Acara ini dibuka dengan sambutan Kepala KP2KP Amurang Detje Lapian. Dalam sambutannya, Kepala KP2KP Amurang menyampaikan bahwa dana yang bersumber dari APBN dan APBD yang digunakan oleh bendahara pengeluaran harus dipotong dan dipungut pajaknya. Selain itu, ia juga menyampaikan bahwa sumber pendapatan Indonesia sebagian besar bersumber dari pajak.

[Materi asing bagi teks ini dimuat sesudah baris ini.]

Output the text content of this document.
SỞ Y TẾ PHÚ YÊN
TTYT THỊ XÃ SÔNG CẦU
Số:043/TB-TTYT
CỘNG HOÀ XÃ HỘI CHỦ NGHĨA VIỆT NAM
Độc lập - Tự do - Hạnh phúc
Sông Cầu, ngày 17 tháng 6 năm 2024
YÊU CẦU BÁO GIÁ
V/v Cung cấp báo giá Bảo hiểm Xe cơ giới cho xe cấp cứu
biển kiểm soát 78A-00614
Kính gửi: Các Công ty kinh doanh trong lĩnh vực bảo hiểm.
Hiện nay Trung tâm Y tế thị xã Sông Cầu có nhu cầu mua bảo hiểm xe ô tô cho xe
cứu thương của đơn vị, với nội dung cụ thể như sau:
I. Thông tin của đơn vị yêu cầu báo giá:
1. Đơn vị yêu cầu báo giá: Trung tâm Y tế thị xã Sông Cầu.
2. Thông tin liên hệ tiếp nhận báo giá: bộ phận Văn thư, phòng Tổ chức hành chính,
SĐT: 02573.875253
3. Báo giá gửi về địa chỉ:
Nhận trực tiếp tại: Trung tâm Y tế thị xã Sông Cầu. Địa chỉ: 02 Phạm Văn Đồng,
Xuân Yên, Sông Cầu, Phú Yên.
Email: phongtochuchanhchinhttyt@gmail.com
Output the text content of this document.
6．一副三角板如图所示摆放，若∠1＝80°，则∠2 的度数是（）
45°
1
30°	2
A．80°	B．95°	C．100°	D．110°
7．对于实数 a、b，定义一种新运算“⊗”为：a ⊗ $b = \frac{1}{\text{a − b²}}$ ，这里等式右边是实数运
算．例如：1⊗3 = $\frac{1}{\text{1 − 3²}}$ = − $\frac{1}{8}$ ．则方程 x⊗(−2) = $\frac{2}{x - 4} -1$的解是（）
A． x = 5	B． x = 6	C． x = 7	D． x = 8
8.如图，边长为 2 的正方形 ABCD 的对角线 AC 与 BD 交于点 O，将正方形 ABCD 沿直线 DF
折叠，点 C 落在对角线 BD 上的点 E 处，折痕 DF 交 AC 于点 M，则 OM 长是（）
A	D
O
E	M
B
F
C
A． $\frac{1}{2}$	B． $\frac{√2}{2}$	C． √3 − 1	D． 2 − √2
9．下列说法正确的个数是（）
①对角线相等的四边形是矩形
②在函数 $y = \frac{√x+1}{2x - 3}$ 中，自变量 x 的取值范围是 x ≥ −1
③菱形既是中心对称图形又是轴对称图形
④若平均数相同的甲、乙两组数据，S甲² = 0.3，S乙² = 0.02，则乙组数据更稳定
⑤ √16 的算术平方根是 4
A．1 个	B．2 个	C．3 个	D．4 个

“Sebagian besar pendapatan negara Indonesia bersumber dari pajak, maka dari itu kami sangat mengharapkan kontribusi dan dukungan Bapak/Ibu sebagai bendahara pemerintah untuk melaksanakan hak dan kewajiban di bidang perpajakan, agar tercapai target penerimaan negara di bidang pajak yang setiap tahun meningkat”, jelasnya dalam sambutan.
Dengan berlangsungnya acara ini penyelenggara berharap para bendahara pengeluaran khususnya bendahara Panwaslu Kabupaten Minahasa Selatan semakin memahami hak dan kewajiban yang harus dilaksanakan terkait pemotongan dan pemungutan pajak yang berhubungan dengan pengeluaran yang bersumber dari dana APBN/D.